Marième Ndiaye animatrice télé journaliste culturelle: des idées plein le territoire

Marième Ndiaye anime De par chez nous à... (Annie Audet)
(Québec) «On est allés loin!» s’exclame MarièmeNdiaye lorsqu’on lui demande de nous parler de De par chez nous. La nouvelle émission présentée depuis quelques semaines sur Unis TV a permis à l’animatrice de rencontrer une panoplie de passionnés qui innovent dans leur milieu de vie, loin des grands centres.
L’équipe de tournage a roulé 9000 km pour réaliser cette première saison. «Je crois que je n’ai jamais vu autant de paysages. Je m’étais promenée un peu, j’étais allée en Abitibi et sur la Côte-Nord, mais trois heures après Sept-Îles, c’était une première pour 
moi. On s’est rendus jusqu’à Longue-Pointe-de-Mingan», indique Marième.
La jeune maman (de jumeaux!) avait amené ses enfants lors de son séjour à Carleton, qui s’est avéré magique. «Un gros coup de coeur. Ça donne vraiment le goût de voyager au Québec», note-t-elle.
Si la série permet de sillonner le Québec dans tous les sens, elle permet surtout de rencontrer des gens qui ont osé, innové et choisi les régions. «Je voulais savoir ce qui fait que contre vents et marées, ils soient allés au bout de leurs projets. C’est un grand saut dans le vide. Parfois des changements de carrière.»
 
De par chez nous prend donc la forme d’un grand documentaire humain.

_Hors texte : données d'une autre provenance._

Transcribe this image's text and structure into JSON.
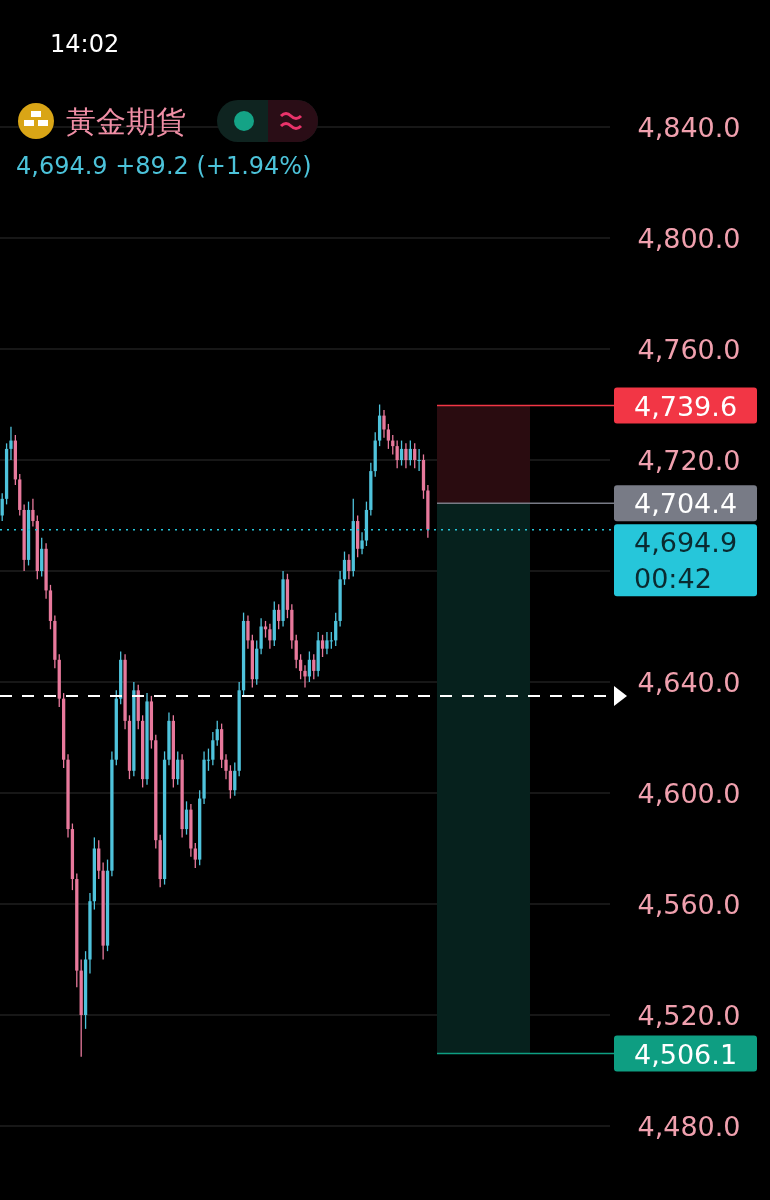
{
  "chart_data": {
    "type": "candlestick",
    "title": "黃金期貨",
    "subtitle": "4,694.9  +89.2 (+1.94%)",
    "annotations": [
      "14:02"
    ],
    "categories": [
      null,
      null,
      null,
      null,
      null,
      null,
      null,
      null,
      null,
      null,
      null,
      null,
      null,
      null,
      null,
      null,
      null,
      null,
      null,
      null,
      null,
      null,
      null,
      null,
      null,
      null,
      null,
      null,
      null,
      null,
      null,
      null,
      null,
      null,
      null,
      null,
      null,
      null,
      null,
      null,
      null,
      null,
      null,
      null,
      null,
      null,
      null,
      null,
      null,
      null,
      null,
      null,
      null,
      null,
      null,
      null,
      null,
      null,
      null,
      null,
      null,
      null,
      null,
      null,
      null,
      null,
      null,
      null,
      null,
      null,
      null,
      null,
      null,
      null,
      null,
      null,
      null,
      null,
      null,
      null,
      null,
      null,
      null,
      null,
      null,
      null,
      null,
      null,
      null,
      null,
      null,
      null,
      null,
      null,
      null,
      null,
      null,
      null,
      null,
      null,
      null,
      null,
      null,
      null,
      null,
      null,
      null,
      null,
      null,
      null,
      null,
      null,
      null,
      null,
      null,
      null,
      null,
      null,
      null,
      null,
      null,
      null,
      null,
      null,
      null,
      null,
      null,
      null,
      null,
      null,
      null,
      null,
      null,
      null,
      null,
      null,
      null,
      null,
      null
    ],
    "ohlc": [
      [
        4700,
        4708,
        4698,
        4706
      ],
      [
        4706,
        4726,
        4704,
        4724
      ],
      [
        4724,
        4732,
        4720,
        4727
      ],
      [
        4727,
        4729,
        4711,
        4713
      ],
      [
        4713,
        4715,
        4700,
        4702
      ],
      [
        4702,
        4704,
        4680,
        4684
      ],
      [
        4684,
        4705,
        4682,
        4702
      ],
      [
        4702,
        4706,
        4696,
        4698
      ],
      [
        4698,
        4700,
        4677,
        4680
      ],
      [
        4680,
        4692,
        4678,
        4688
      ],
      [
        4688,
        4690,
        4670,
        4673
      ],
      [
        4673,
        4675,
        4659,
        4662
      ],
      [
        4662,
        4664,
        4645,
        4648
      ],
      [
        4648,
        4650,
        4631,
        4634
      ],
      [
        4634,
        4636,
        4609,
        4612
      ],
      [
        4612,
        4614,
        4584,
        4587
      ],
      [
        4587,
        4589,
        4565,
        4569
      ],
      [
        4569,
        4571,
        4530,
        4536
      ],
      [
        4536,
        4540,
        4505,
        4520
      ],
      [
        4520,
        4543,
        4515,
        4540
      ],
      [
        4540,
        4564,
        4535,
        4561
      ],
      [
        4561,
        4584,
        4558,
        4580
      ],
      [
        4580,
        4583,
        4569,
        4572
      ],
      [
        4572,
        4575,
        4540,
        4545
      ],
      [
        4545,
        4576,
        4543,
        4572
      ],
      [
        4572,
        4615,
        4570,
        4612
      ],
      [
        4612,
        4637,
        4610,
        4634
      ],
      [
        4634,
        4651,
        4632,
        4648
      ],
      [
        4648,
        4650,
        4623,
        4626
      ],
      [
        4626,
        4628,
        4605,
        4608
      ],
      [
        4608,
        4640,
        4606,
        4637
      ],
      [
        4637,
        4639,
        4623,
        4626
      ],
      [
        4626,
        4628,
        4602,
        4605
      ],
      [
        4605,
        4636,
        4603,
        4633
      ],
      [
        4633,
        4635,
        4616,
        4619
      ],
      [
        4619,
        4621,
        4580,
        4583
      ],
      [
        4583,
        4585,
        4566,
        4569
      ],
      [
        4569,
        4615,
        4567,
        4612
      ],
      [
        4612,
        4629,
        4610,
        4626
      ],
      [
        4626,
        4628,
        4602,
        4605
      ],
      [
        4605,
        4615,
        4603,
        4612
      ],
      [
        4612,
        4614,
        4584,
        4587
      ],
      [
        4587,
        4597,
        4585,
        4594
      ],
      [
        4594,
        4596,
        4577,
        4580
      ],
      [
        4580,
        4582,
        4573,
        4576
      ],
      [
        4576,
        4601,
        4574,
        4598
      ],
      [
        4598,
        4615,
        4596,
        4612
      ],
      [
        4612,
        4616,
        4608,
        4612
      ],
      [
        4612,
        4622,
        4610,
        4619
      ],
      [
        4619,
        4626,
        4617,
        4623
      ],
      [
        4623,
        4625,
        4609,
        4612
      ],
      [
        4612,
        4614,
        4605,
        4608
      ],
      [
        4608,
        4610,
        4598,
        4601
      ],
      [
        4601,
        4611,
        4599,
        4608
      ],
      [
        4608,
        4640,
        4606,
        4637
      ],
      [
        4637,
        4665,
        4635,
        4662
      ],
      [
        4662,
        4664,
        4652,
        4655
      ],
      [
        4655,
        4657,
        4638,
        4641
      ],
      [
        4641,
        4655,
        4639,
        4652
      ],
      [
        4652,
        4663,
        4650,
        4660
      ],
      [
        4660,
        4662,
        4656,
        4659
      ],
      [
        4659,
        4661,
        4652,
        4655
      ],
      [
        4655,
        4669,
        4653,
        4666
      ],
      [
        4666,
        4668,
        4659,
        4662
      ],
      [
        4662,
        4680,
        4660,
        4677
      ],
      [
        4677,
        4679,
        4663,
        4666
      ],
      [
        4666,
        4668,
        4652,
        4655
      ],
      [
        4655,
        4657,
        4645,
        4648
      ],
      [
        4648,
        4650,
        4641,
        4644
      ],
      [
        4644,
        4646,
        4638,
        4642
      ],
      [
        4642,
        4651,
        4640,
        4648
      ],
      [
        4648,
        4650,
        4641,
        4644
      ],
      [
        4644,
        4658,
        4642,
        4655
      ],
      [
        4655,
        4657,
        4649,
        4652
      ],
      [
        4652,
        4658,
        4650,
        4655
      ],
      [
        4655,
        4658,
        4652,
        4655
      ],
      [
        4655,
        4665,
        4653,
        4662
      ],
      [
        4662,
        4680,
        4660,
        4677
      ],
      [
        4677,
        4687,
        4675,
        4684
      ],
      [
        4684,
        4686,
        4677,
        4680
      ],
      [
        4680,
        4706,
        4678,
        4698
      ],
      [
        4698,
        4700,
        4685,
        4688
      ],
      [
        4688,
        4694,
        4686,
        4691
      ],
      [
        4691,
        4705,
        4689,
        4702
      ],
      [
        4702,
        4719,
        4700,
        4716
      ],
      [
        4716,
        4730,
        4714,
        4727
      ],
      [
        4727,
        4740,
        4725,
        4736
      ],
      [
        4736,
        4738,
        4728,
        4731
      ],
      [
        4731,
        4733,
        4724,
        4727
      ],
      [
        4727,
        4729,
        4722,
        4725
      ],
      [
        4725,
        4727,
        4717,
        4720
      ],
      [
        4720,
        4727,
        4718,
        4724
      ],
      [
        4724,
        4726,
        4717,
        4720
      ],
      [
        4720,
        4727,
        4718,
        4724
      ],
      [
        4724,
        4726,
        4717,
        4720
      ],
      [
        4720,
        4724,
        4716,
        4720
      ],
      [
        4720,
        4722,
        4706,
        4709
      ],
      [
        4709,
        4711,
        4692,
        4694.9
      ],
      null,
      null,
      null,
      null,
      null,
      null,
      null,
      null,
      null,
      null,
      null,
      null,
      null,
      null,
      null,
      null,
      null,
      null,
      null,
      null,
      null,
      null,
      null,
      null,
      null,
      null,
      null,
      null,
      null,
      null,
      null,
      null,
      null,
      null,
      null,
      null,
      null,
      null,
      null,
      null,
      null
    ],
    "colors": [
      "#4fc3dc",
      "#4fc3dc",
      "#4fc3dc",
      "#e8799c",
      "#e8799c",
      "#e8799c",
      "#4fc3dc",
      "#e8799c",
      "#e8799c",
      "#4fc3dc",
      "#e8799c",
      "#e8799c",
      "#e8799c",
      "#e8799c",
      "#e8799c",
      "#e8799c",
      "#e8799c",
      "#e8799c",
      "#e8799c",
      "#4fc3dc",
      "#4fc3dc",
      "#4fc3dc",
      "#e8799c",
      "#e8799c",
      "#4fc3dc",
      "#4fc3dc",
      "#4fc3dc",
      "#4fc3dc",
      "#e8799c",
      "#e8799c",
      "#4fc3dc",
      "#e8799c",
      "#e8799c",
      "#4fc3dc",
      "#e8799c",
      "#e8799c",
      "#e8799c",
      "#4fc3dc",
      "#4fc3dc",
      "#e8799c",
      "#4fc3dc",
      "#e8799c",
      "#4fc3dc",
      "#e8799c",
      "#e8799c",
      "#4fc3dc",
      "#4fc3dc",
      "#4fc3dc",
      "#4fc3dc",
      "#4fc3dc",
      "#e8799c",
      "#e8799c",
      "#e8799c",
      "#4fc3dc",
      "#4fc3dc",
      "#4fc3dc",
      "#e8799c",
      "#e8799c",
      "#4fc3dc",
      "#4fc3dc",
      "#e8799c",
      "#e8799c",
      "#4fc3dc",
      "#e8799c",
      "#4fc3dc",
      "#e8799c",
      "#e8799c",
      "#e8799c",
      "#e8799c",
      "#e8799c",
      "#4fc3dc",
      "#e8799c",
      "#4fc3dc",
      "#e8799c",
      "#4fc3dc",
      "#4fc3dc",
      "#4fc3dc",
      "#4fc3dc",
      "#4fc3dc",
      "#e8799c",
      "#4fc3dc",
      "#e8799c",
      "#4fc3dc",
      "#4fc3dc",
      "#4fc3dc",
      "#4fc3dc",
      "#4fc3dc",
      "#e8799c",
      "#e8799c",
      "#e8799c",
      "#e8799c",
      "#4fc3dc",
      "#e8799c",
      "#4fc3dc",
      "#e8799c",
      "#4fc3dc",
      "#e8799c",
      "#e8799c",
      null,
      null,
      null,
      null,
      null,
      null,
      null,
      null,
      null,
      null,
      null,
      null,
      null,
      null,
      null,
      null,
      null,
      null,
      null,
      null,
      null,
      null,
      null,
      null,
      null,
      null,
      null,
      null,
      null,
      null,
      null,
      null,
      null,
      null,
      null,
      null,
      null,
      null,
      null,
      null,
      null
    ],
    "ylim": [
      4480,
      4840
    ],
    "yticks": [
      {
        "value": 4480,
        "label": "4,480.0"
      },
      {
        "value": 4520,
        "label": "4,520.0"
      },
      {
        "value": 4560,
        "label": "4,560.0"
      },
      {
        "value": 4600,
        "label": "4,600.0"
      },
      {
        "value": 4640,
        "label": "4,640.0"
      },
      {
        "value": 4680,
        "label": null
      },
      {
        "value": 4720,
        "label": "4,720.0"
      },
      {
        "value": 4760,
        "label": "4,760.0"
      },
      {
        "value": 4800,
        "label": "4,800.0"
      },
      {
        "value": 4840,
        "label": "4,840.0"
      }
    ],
    "grid": "y",
    "tick_labels": "y",
    "bands": [
      {
        "axis": "y",
        "from": 4704.4,
        "to": 4739.6,
        "color": "#2a0c10"
      },
      {
        "axis": "y",
        "from": 4506.1,
        "to": 4704.4,
        "color": "#06211d"
      }
    ],
    "ref_lines": [
      {
        "axis": "y",
        "value": 4739.6,
        "label": "4,739.6",
        "color": "#f23645",
        "line_style": "solid"
      },
      {
        "axis": "y",
        "value": 4704.4,
        "label": "4,704.4",
        "color": "#787b86",
        "line_style": "solid"
      },
      {
        "axis": "y",
        "value": 4694.9,
        "label": "4,694.9\n00:42",
        "color": "#26c6da",
        "line_style": "dotted"
      },
      {
        "axis": "y",
        "value": 4635,
        "color": "#ffffff",
        "line_style": "dashed"
      },
      {
        "axis": "y",
        "value": 4506.1,
        "label": "4,506.1",
        "color": "#0e9e82",
        "line_style": "solid"
      }
    ]
  }
}
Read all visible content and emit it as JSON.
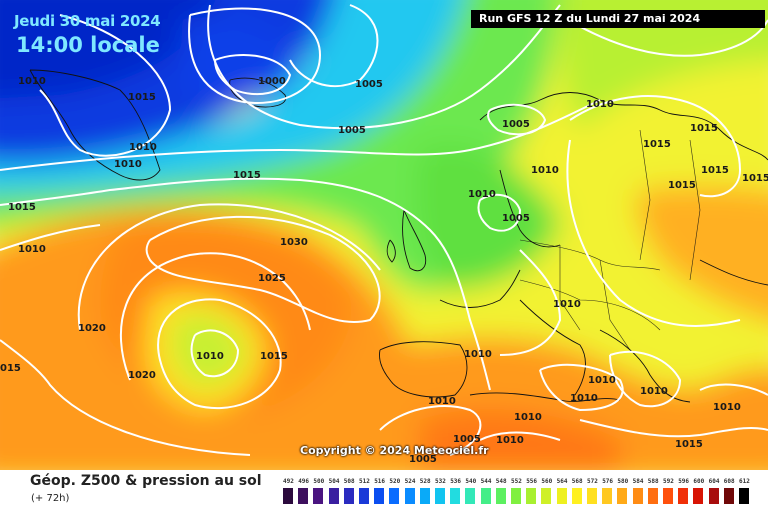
{
  "map": {
    "title_date": "Jeudi 30 mai 2024",
    "title_time": "14:00 locale",
    "run_info": "Run GFS 12 Z du Lundi 27 mai 2024",
    "copyright": "Copyright © 2024 Meteociel.fr",
    "isobar_labels": [
      {
        "id": "l1",
        "text": "1010"
      },
      {
        "id": "l2",
        "text": "1015"
      },
      {
        "id": "l3",
        "text": "1000"
      },
      {
        "id": "l4",
        "text": "1005"
      },
      {
        "id": "l5",
        "text": "1005"
      },
      {
        "id": "l6",
        "text": "1010"
      },
      {
        "id": "l7",
        "text": "1010"
      },
      {
        "id": "l8",
        "text": "1015"
      },
      {
        "id": "l9",
        "text": "1015"
      },
      {
        "id": "l10",
        "text": "1010"
      },
      {
        "id": "l11",
        "text": "1030"
      },
      {
        "id": "l12",
        "text": "1025"
      },
      {
        "id": "l13",
        "text": "1020"
      },
      {
        "id": "l14",
        "text": "1010"
      },
      {
        "id": "l15",
        "text": "1015"
      },
      {
        "id": "l16",
        "text": "1020"
      },
      {
        "id": "l17",
        "text": "015"
      },
      {
        "id": "l18",
        "text": "1005"
      },
      {
        "id": "l19",
        "text": "1010"
      },
      {
        "id": "l20",
        "text": "1010"
      },
      {
        "id": "l21",
        "text": "1005"
      },
      {
        "id": "l22",
        "text": "1010"
      },
      {
        "id": "l23",
        "text": "1015"
      },
      {
        "id": "l24",
        "text": "1015"
      },
      {
        "id": "l25",
        "text": "1015"
      },
      {
        "id": "l26",
        "text": "1015"
      },
      {
        "id": "l27",
        "text": "1015"
      },
      {
        "id": "l28",
        "text": "1010"
      },
      {
        "id": "l29",
        "text": "1010"
      },
      {
        "id": "l30",
        "text": "1010"
      },
      {
        "id": "l31",
        "text": "1010"
      },
      {
        "id": "l32",
        "text": "1010"
      },
      {
        "id": "l33",
        "text": "1010"
      },
      {
        "id": "l34",
        "text": "1010"
      },
      {
        "id": "l35",
        "text": "1005"
      },
      {
        "id": "l36",
        "text": "1005"
      },
      {
        "id": "l37",
        "text": "1010"
      },
      {
        "id": "l38",
        "text": "1015"
      },
      {
        "id": "l39",
        "text": "1010"
      }
    ]
  },
  "footer": {
    "title": "Géop. Z500 & pression au sol",
    "subtitle": "(+ 72h)"
  },
  "legend": {
    "labels": [
      "492",
      "496",
      "500",
      "504",
      "508",
      "512",
      "516",
      "520",
      "524",
      "528",
      "532",
      "536",
      "540",
      "544",
      "548",
      "552",
      "556",
      "560",
      "564",
      "568",
      "572",
      "576",
      "580",
      "584",
      "588",
      "592",
      "596",
      "600",
      "604",
      "608",
      "612"
    ],
    "colors": [
      "#2b0a3d",
      "#3d0f5e",
      "#4a1480",
      "#3a1fa0",
      "#2a2bc0",
      "#1a3ad8",
      "#0b4ef0",
      "#0a6cff",
      "#0a8cff",
      "#0aaaf8",
      "#12c4f0",
      "#22dce0",
      "#33e8b8",
      "#44ee88",
      "#5cf060",
      "#80f040",
      "#a8f030",
      "#cff028",
      "#eef020",
      "#fff020",
      "#ffe020",
      "#ffc820",
      "#ffaa18",
      "#ff8c14",
      "#ff6e10",
      "#ff500c",
      "#f03008",
      "#d81404",
      "#a80c0c",
      "#700808",
      "#000000"
    ]
  }
}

On y verra entre autres Claude Lussier, de Grenier boréal, en Minganie. «Dans un endroit sablonneux, presque désertique, il a réussi à faire une diversification de l’agriculture. Huit sortes de courges, cinq sortes de laitue, des tomates, des fraisières…» explique Marième. 
Les propriétaires de la Seigneurie du Triton, une pourvoirie de la Mauricie, ont quant à eux contribuer à organiser une école alternative, où chaque parent vient enseigner une matière, pour éviter que les enfants aient à voyager trois heures chaque jour. «Cette initiative m’a beaucoup touchée. Mes parents ont enseigné pendant 40 ans. Au Sénégal, toute la famille de mon père enseigne», souligne l’animatrice. 
Elle a été marquée par l’histoire de Patrick Dubois, ancien proprio du Monde des bières, à Québec, qui est maintenant conteur à Carleton, et qui vit grâce au troc. Et par le parcours du barbier Francis Jacob. «Il a vécu cinq ans au Japon, a été G.O. et cuisinier et sa boutique est devenue un repère pour les hommes et a révolutionné le paysage capillaire des gars de Rouyn-Noranda», lance Marième.